A thousand thanks to you for your support over many years. Enjoy the Mountain these holidays and get on her slopes to celebrate the Christmas waratahs. Have your say on the future visitor strategy and stay loud and proud about keeping kunanyi cable car-free.
TASCAT decision should be the end of a kunanyi cable car
Residents Opposed to the Cable Car (ROCC) has welcomed today’s decision of Tasmania’s planning tribunal to refuse a permit for the development of a cable car on kunanyi/Mt Wellington, and thanks the many thousands of people who have joined the campaign to protect kunanyi, donated or made formal submissions.
In the wake of this decision, it is clear the developer has an obligation to abandon its proposal and leave the Mountain cable car-free.
“We’re relieved that this decision is yet another comprehensive rejection of the cable car and thankful to the thousands of people who have stood up for kunanyi, donated to our legal fund and cared enough to take action to protect what is such a special place for so many,” said Vica Bayley, spokesperson for ROCC.
“This is a clear signal to the proponent, its shareholders and supporters to give up on their vision to privatise the summit of the mountain and abandon this, or any alternative cable car development.
“This saga has cost the community dearly – in time, energy, cohesion and money, and it is time it ended. The developer is the only one that can do that and the onus is on it to accept this decision and allow the community to move on.”
The decision confirms 18 grounds of non-compliance with management and planning provisions, spanning noise and visual impact, geoheritage and biodiversity.
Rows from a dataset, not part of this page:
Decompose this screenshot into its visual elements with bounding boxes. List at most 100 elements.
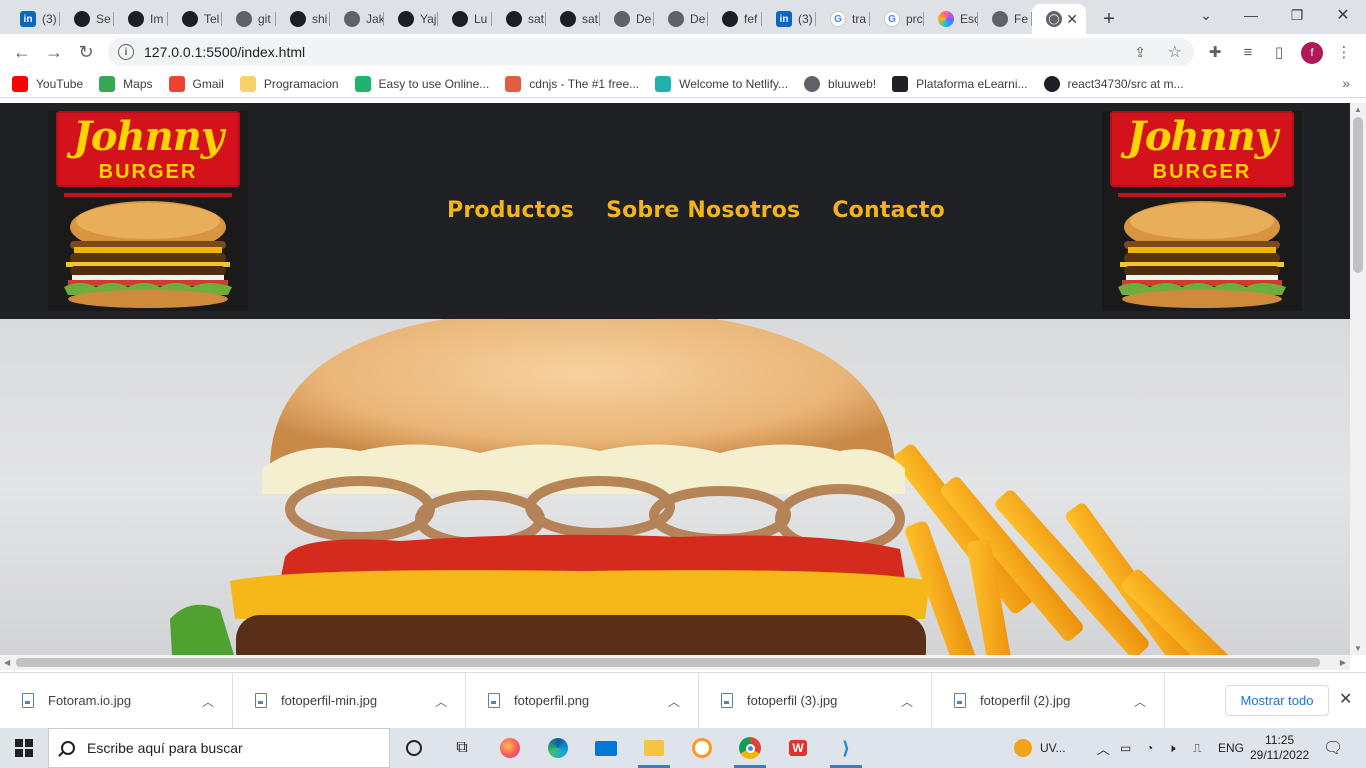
bookmark-item[interactable]: bluuweb! (804, 75, 876, 92)
logo-left[interactable]: Johnny BURGER (48, 111, 248, 311)
nav-link-productos[interactable]: Productos (447, 198, 574, 223)
menu-icon[interactable]: ⋮ (1334, 42, 1354, 62)
reload-icon[interactable]: ↻ (70, 36, 102, 68)
horizontal-scrollbar[interactable]: ◀ ▶ (0, 655, 1350, 670)
notifications-icon[interactable]: 🗨 (1323, 728, 1343, 768)
tab-3[interactable]: Tel (168, 4, 222, 34)
tab-5[interactable]: shi (276, 4, 330, 34)
address-bar[interactable]: i 127.0.0.1:5500/index.html ⇪ ☆ (108, 38, 1194, 66)
vscode-icon[interactable]: ⟩ (822, 728, 870, 768)
back-icon[interactable]: ← (6, 36, 38, 68)
tab-16[interactable]: Gprc (870, 4, 924, 34)
logo-right[interactable]: Johnny BURGER (1102, 111, 1302, 311)
bookmark-star-icon[interactable]: ☆ (1168, 42, 1182, 62)
forward-icon[interactable]: → (38, 36, 70, 68)
download-filename: fotoperfil-min.jpg (281, 693, 378, 708)
tab-12[interactable]: De (654, 4, 708, 34)
chevron-up-icon[interactable]: ︿ (1097, 728, 1110, 768)
clock[interactable]: 11:25 29/11/2022 (1250, 728, 1309, 768)
security-app-icon[interactable] (678, 728, 726, 768)
scroll-down-icon[interactable]: ▼ (1354, 644, 1362, 653)
download-item[interactable]: Fotoram.io.jpg ︿ (0, 672, 233, 729)
reading-list-icon[interactable]: ≡ (1238, 42, 1258, 62)
scroll-thumb[interactable] (16, 658, 1320, 667)
bookmark-item[interactable]: cdnjs - The #1 free... (505, 75, 639, 92)
bookmark-item[interactable]: Maps (99, 75, 153, 92)
url-text[interactable]: 127.0.0.1:5500/index.html (144, 44, 305, 60)
extensions-icon[interactable]: ✚ (1205, 42, 1225, 62)
tab-10[interactable]: sat (546, 4, 600, 34)
scroll-up-icon[interactable]: ▲ (1354, 105, 1362, 114)
tab-18[interactable]: Fe (978, 4, 1032, 34)
tab-0[interactable]: in (3) (6, 4, 60, 34)
wps-office-icon[interactable]: W (774, 728, 822, 768)
bookmark-item[interactable]: Easy to use Online... (354, 75, 489, 92)
tab-13[interactable]: fef (708, 4, 762, 34)
close-icon[interactable]: ✕ (1066, 11, 1078, 28)
tab-1[interactable]: Se (60, 4, 114, 34)
chevron-up-icon[interactable]: ︿ (202, 693, 214, 710)
cortana-icon[interactable] (390, 728, 438, 768)
bookmark-item[interactable]: Gmail (168, 75, 224, 92)
show-all-button[interactable]: Mostrar todo (1225, 685, 1329, 716)
chevron-up-icon[interactable]: ︿ (668, 693, 680, 710)
tab-14[interactable]: in (3) (762, 4, 816, 34)
download-item[interactable]: fotoperfil (3).jpg ︿ (699, 672, 932, 729)
tab-9[interactable]: sat (492, 4, 546, 34)
tab-active[interactable]: ◯ ✕ (1032, 4, 1086, 34)
vertical-scrollbar[interactable]: ▲ ▼ (1350, 103, 1366, 655)
language-switch-icon[interactable]: ⎍ (1193, 728, 1201, 768)
tray-app[interactable]: UV... (1014, 728, 1066, 768)
hero-image (0, 319, 1350, 655)
profile-avatar[interactable]: f (1301, 42, 1323, 64)
download-item[interactable]: fotoperfil (2).jpg ︿ (932, 672, 1165, 729)
tab-8[interactable]: Lu (438, 4, 492, 34)
scroll-thumb[interactable] (1353, 117, 1363, 273)
taskbar-search[interactable]: Escribe aquí para buscar (48, 728, 390, 768)
chevron-up-icon[interactable]: ︿ (901, 693, 913, 710)
scroll-left-icon[interactable]: ◀ (4, 658, 10, 667)
start-button[interactable] (0, 728, 48, 768)
new-tab-button[interactable]: + (1094, 4, 1124, 34)
language-indicator[interactable]: ENG (1218, 728, 1244, 768)
restore-icon[interactable]: ❐ (1277, 4, 1317, 26)
side-panel-icon[interactable]: ▯ (1269, 42, 1289, 62)
scroll-right-icon[interactable]: ▶ (1340, 658, 1346, 667)
task-view-icon[interactable]: ⧉ (438, 728, 486, 768)
bookmark-item[interactable]: Programacion (239, 75, 339, 92)
edge-icon[interactable] (534, 728, 582, 768)
chrome-icon[interactable] (726, 728, 774, 768)
tab-11[interactable]: De (600, 4, 654, 34)
tab-6[interactable]: Jak (330, 4, 384, 34)
file-explorer-icon[interactable] (630, 728, 678, 768)
share-icon[interactable]: ⇪ (1134, 44, 1146, 61)
firefox-icon[interactable] (486, 728, 534, 768)
battery-icon[interactable]: ▭ (1120, 728, 1131, 768)
minimize-icon[interactable]: — (1231, 4, 1271, 26)
chevron-up-icon[interactable]: ︿ (1134, 693, 1146, 710)
tab-2[interactable]: Im (114, 4, 168, 34)
bookmark-item[interactable]: YouTube (12, 75, 83, 92)
tab-7[interactable]: Yaj (384, 4, 438, 34)
chevron-up-icon[interactable]: ︿ (435, 693, 447, 710)
bookmark-item[interactable]: Welcome to Netlify... (655, 75, 788, 92)
tab-label: Lu (474, 12, 488, 26)
bookmark-item[interactable]: react34730/src at m... (1043, 75, 1184, 92)
download-filename: Fotoram.io.jpg (48, 693, 132, 708)
tab-4[interactable]: git (222, 4, 276, 34)
mail-icon[interactable] (582, 728, 630, 768)
nav-link-contacto[interactable]: Contacto (832, 198, 945, 223)
wifi-icon[interactable]: ◔ (1146, 728, 1153, 768)
tab-15[interactable]: Gtra (816, 4, 870, 34)
tab-17[interactable]: Esc (924, 4, 978, 34)
download-item[interactable]: fotoperfil-min.jpg ︿ (233, 672, 466, 729)
download-item[interactable]: fotoperfil.png ︿ (466, 672, 699, 729)
bookmark-item[interactable]: Plataforma eLearni... (892, 75, 1028, 92)
more-bookmarks-icon[interactable]: » (1342, 75, 1350, 91)
volume-icon[interactable]: 🕨 (1168, 728, 1176, 768)
nav-link-sobre-nosotros[interactable]: Sobre Nosotros (606, 198, 800, 223)
info-icon[interactable]: i (118, 44, 134, 60)
tab-search-icon[interactable]: ⌄ (1186, 4, 1226, 26)
close-icon[interactable]: ✕ (1339, 689, 1352, 709)
close-window-icon[interactable]: ✕ (1323, 4, 1363, 26)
“This is a comprehensive, formal rejection of a development that has never had a social license.”
“This is the eighth incarnation of a cable car on kunanyi and the only one to make to a development application. All have been vigorously opposed by the community and we acknowledge both campaigns past, and colleagues present. This includes our legal team, expert witnesses, other joined parties, Hobart City Councillors and Greens representatives in State and Federal Parliament.”
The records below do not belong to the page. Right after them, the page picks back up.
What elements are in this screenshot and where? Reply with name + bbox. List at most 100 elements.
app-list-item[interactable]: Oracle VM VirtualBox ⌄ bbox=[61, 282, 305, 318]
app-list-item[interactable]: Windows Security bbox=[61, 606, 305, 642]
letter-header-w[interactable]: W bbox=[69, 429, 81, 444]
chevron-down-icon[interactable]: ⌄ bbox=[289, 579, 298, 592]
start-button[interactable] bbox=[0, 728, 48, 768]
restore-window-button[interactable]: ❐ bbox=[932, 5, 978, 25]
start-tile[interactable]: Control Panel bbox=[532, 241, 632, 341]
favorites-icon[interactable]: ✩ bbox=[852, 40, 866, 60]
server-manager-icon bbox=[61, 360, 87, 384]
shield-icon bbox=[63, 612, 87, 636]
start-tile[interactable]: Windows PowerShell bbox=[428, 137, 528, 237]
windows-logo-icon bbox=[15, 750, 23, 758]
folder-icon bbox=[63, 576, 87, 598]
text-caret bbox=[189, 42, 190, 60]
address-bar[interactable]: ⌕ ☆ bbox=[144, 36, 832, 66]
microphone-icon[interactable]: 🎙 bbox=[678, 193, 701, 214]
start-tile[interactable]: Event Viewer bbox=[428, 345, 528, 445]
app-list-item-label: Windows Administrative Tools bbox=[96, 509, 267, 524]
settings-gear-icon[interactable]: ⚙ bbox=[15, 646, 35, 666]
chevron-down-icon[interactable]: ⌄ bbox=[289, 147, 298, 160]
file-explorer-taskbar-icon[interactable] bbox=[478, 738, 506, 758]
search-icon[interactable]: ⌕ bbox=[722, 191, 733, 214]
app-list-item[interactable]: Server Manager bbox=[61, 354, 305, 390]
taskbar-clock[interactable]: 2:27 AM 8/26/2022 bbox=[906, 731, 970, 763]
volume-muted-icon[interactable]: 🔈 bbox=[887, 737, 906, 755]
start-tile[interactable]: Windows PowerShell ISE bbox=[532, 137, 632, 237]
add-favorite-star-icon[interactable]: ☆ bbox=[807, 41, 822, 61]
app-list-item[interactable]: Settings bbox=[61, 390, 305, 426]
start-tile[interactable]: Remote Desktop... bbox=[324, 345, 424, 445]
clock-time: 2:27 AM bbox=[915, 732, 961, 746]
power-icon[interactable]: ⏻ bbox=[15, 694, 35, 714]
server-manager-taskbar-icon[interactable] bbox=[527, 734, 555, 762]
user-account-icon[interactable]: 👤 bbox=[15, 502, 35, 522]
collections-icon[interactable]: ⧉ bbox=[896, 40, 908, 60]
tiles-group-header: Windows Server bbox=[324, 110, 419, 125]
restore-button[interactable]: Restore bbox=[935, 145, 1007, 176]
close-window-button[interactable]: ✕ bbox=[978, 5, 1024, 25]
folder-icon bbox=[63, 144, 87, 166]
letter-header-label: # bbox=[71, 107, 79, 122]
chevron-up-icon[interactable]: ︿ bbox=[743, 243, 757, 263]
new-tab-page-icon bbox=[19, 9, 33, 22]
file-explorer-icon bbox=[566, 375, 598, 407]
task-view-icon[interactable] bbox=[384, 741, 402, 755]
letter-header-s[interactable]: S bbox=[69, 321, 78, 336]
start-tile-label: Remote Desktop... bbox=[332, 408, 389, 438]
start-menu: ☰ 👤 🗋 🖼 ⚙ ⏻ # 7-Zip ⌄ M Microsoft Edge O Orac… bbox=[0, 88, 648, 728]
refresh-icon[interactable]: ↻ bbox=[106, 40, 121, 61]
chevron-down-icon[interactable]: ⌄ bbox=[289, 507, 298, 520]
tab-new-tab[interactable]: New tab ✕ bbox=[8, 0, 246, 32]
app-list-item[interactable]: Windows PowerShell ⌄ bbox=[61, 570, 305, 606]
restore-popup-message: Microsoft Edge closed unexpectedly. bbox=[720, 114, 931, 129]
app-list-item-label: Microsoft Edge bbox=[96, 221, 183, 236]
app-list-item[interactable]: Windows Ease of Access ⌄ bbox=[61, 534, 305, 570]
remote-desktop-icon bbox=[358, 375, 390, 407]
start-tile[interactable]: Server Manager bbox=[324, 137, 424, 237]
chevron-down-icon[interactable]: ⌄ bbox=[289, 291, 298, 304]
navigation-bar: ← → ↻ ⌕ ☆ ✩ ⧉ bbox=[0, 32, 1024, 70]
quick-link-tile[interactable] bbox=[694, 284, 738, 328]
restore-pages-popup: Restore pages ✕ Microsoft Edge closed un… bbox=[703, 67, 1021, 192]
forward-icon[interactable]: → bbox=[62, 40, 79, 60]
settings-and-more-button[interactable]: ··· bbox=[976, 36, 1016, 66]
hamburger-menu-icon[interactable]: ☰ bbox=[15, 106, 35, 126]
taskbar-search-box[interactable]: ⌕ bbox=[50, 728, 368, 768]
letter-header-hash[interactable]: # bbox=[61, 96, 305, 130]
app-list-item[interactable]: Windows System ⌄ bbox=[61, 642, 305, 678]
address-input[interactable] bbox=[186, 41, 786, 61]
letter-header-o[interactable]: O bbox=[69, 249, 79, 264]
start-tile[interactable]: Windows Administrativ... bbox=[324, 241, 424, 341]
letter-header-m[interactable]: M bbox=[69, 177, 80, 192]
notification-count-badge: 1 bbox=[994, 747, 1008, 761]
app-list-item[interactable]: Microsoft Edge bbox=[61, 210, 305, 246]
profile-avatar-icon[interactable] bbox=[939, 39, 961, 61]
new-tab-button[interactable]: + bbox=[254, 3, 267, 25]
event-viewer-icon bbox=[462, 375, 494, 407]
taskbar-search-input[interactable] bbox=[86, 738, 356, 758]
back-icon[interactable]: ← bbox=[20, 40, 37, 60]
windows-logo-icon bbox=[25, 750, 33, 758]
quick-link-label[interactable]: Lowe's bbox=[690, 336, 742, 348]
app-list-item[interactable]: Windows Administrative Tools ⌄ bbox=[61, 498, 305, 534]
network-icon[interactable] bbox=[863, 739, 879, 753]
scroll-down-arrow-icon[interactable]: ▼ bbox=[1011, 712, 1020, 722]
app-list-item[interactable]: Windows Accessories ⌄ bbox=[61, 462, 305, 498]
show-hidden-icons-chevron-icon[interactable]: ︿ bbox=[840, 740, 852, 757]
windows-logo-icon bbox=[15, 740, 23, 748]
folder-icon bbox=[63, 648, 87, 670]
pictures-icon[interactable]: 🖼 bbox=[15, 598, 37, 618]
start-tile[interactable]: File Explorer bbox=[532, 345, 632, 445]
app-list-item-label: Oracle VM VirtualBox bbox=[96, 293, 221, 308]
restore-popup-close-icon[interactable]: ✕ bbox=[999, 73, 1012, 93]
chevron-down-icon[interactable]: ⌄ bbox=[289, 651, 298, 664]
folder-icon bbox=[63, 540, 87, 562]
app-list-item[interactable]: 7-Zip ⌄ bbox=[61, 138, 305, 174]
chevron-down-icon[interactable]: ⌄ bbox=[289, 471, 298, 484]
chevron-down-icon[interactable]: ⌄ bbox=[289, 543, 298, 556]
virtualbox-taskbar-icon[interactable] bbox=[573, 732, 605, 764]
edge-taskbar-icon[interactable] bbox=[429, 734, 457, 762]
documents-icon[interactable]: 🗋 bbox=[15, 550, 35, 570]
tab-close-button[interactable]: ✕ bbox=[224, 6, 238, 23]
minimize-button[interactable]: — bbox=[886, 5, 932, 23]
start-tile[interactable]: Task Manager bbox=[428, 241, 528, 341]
Key statements from the tribunal decision include:
215 – the Appellant has failed to adequately demonstrate either a significant long term economic community benefit or a significant long term social community benefit.
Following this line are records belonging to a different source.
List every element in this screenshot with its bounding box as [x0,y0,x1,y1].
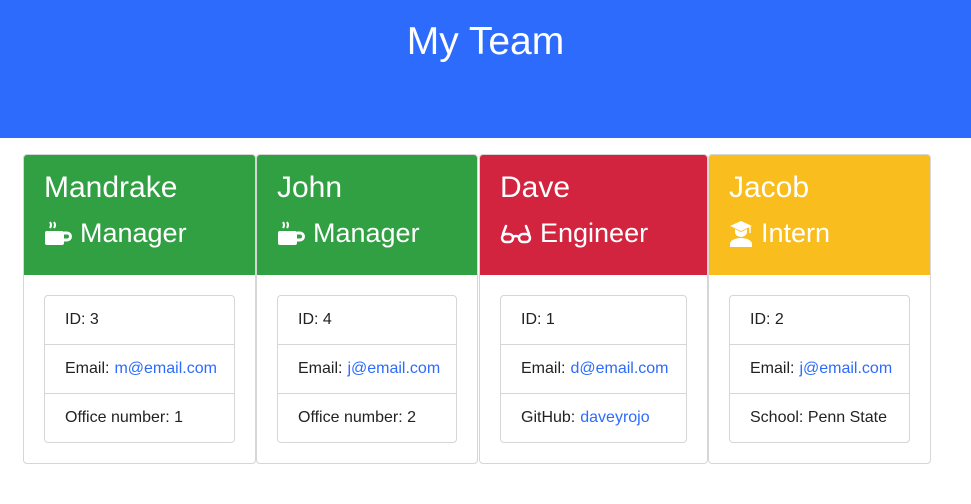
github-link[interactable]: daveyrojo [580,409,649,427]
card-header: Dave Engineer [480,155,707,275]
role-label: Engineer [540,218,649,248]
details-list: ID: 4 Email: j@email.com Office number: 2 [277,295,457,443]
employee-role: Intern [729,218,830,249]
school-text: School: Penn State [750,409,887,426]
employee-card: Jacob Intern ID: 2 Email: j@email.com Sch… [708,154,931,464]
coffee-mug-icon [45,220,72,245]
email-link[interactable]: d@email.com [570,360,668,378]
id-item: ID: 2 [730,296,909,345]
employee-role: Engineer [500,218,648,249]
employee-card: Mandrake Manager ID: 3 Email: m@email.com… [23,154,256,464]
details-list: ID: 1 Email: d@email.com GitHub: daveyrojo [500,295,687,443]
role-label: Intern [761,218,831,248]
email-item: Email: j@email.com [278,345,456,394]
id-item: ID: 3 [45,296,234,345]
coffee-mug-icon [278,220,305,245]
page-header: My Team [0,0,971,138]
github-label: GitHub: [521,409,576,426]
page-title: My Team [406,20,565,63]
email-label: Email: [750,360,795,377]
email-label: Email: [65,360,110,377]
role-label: Manager [313,218,420,248]
id-item: ID: 1 [501,296,686,345]
employee-name: John [277,171,343,204]
id-text: ID: 3 [65,311,99,328]
office-number-item: Office number: 1 [45,394,234,442]
office-number-text: Office number: 1 [65,409,183,426]
card-header: Jacob Intern [709,155,930,275]
office-number-text: Office number: 2 [298,409,416,426]
id-item: ID: 4 [278,296,456,345]
email-item: Email: m@email.com [45,345,234,394]
employee-role: Manager [277,218,420,249]
id-text: ID: 2 [750,311,784,328]
email-label: Email: [298,360,343,377]
email-link[interactable]: m@email.com [114,360,216,378]
role-label: Manager [80,218,187,248]
email-link[interactable]: j@email.com [799,360,892,378]
employee-card: John Manager ID: 4 Email: j@email.com Off… [256,154,478,464]
employee-card: Dave Engineer ID: 1 Email: d@email.com Gi… [479,154,708,464]
office-number-item: Office number: 2 [278,394,456,442]
employee-name: Mandrake [44,171,178,204]
email-item: Email: j@email.com [730,345,909,394]
email-link[interactable]: j@email.com [347,360,440,378]
card-header: John Manager [257,155,477,275]
employee-name: Jacob [729,171,810,204]
card-header: Mandrake Manager [24,155,255,275]
school-item: School: Penn State [730,394,909,442]
glasses-icon [500,224,532,243]
id-text: ID: 4 [298,311,332,328]
github-item: GitHub: daveyrojo [501,394,686,442]
email-item: Email: d@email.com [501,345,686,394]
details-list: ID: 2 Email: j@email.com School: Penn Sta… [729,295,910,443]
email-label: Email: [521,360,566,377]
graduate-icon [730,220,752,247]
employee-name: Dave [500,171,571,204]
employee-role: Manager [44,218,187,249]
id-text: ID: 1 [521,311,555,328]
details-list: ID: 3 Email: m@email.com Office number: 1 [44,295,235,443]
229 – Therefore the long term impact on vegetation values, insofar that they form habitat for threatened species will not be remedied.
260 – Construction of the pinnacle centre would result in long term or permanent changes to, and loss of visibility of landform features.
342 – The loss (visual amenity) is demonstrated by the manner in which tower 3 and the cables (with or without cable cars) project from the landform above the Organ Pipes escarpment and the cables traverse over the face of the Organ Pipes from a wide range of public and well-used locations.
354 – The form, scale, design and location of the pinnacle centre does not harmonise with the site.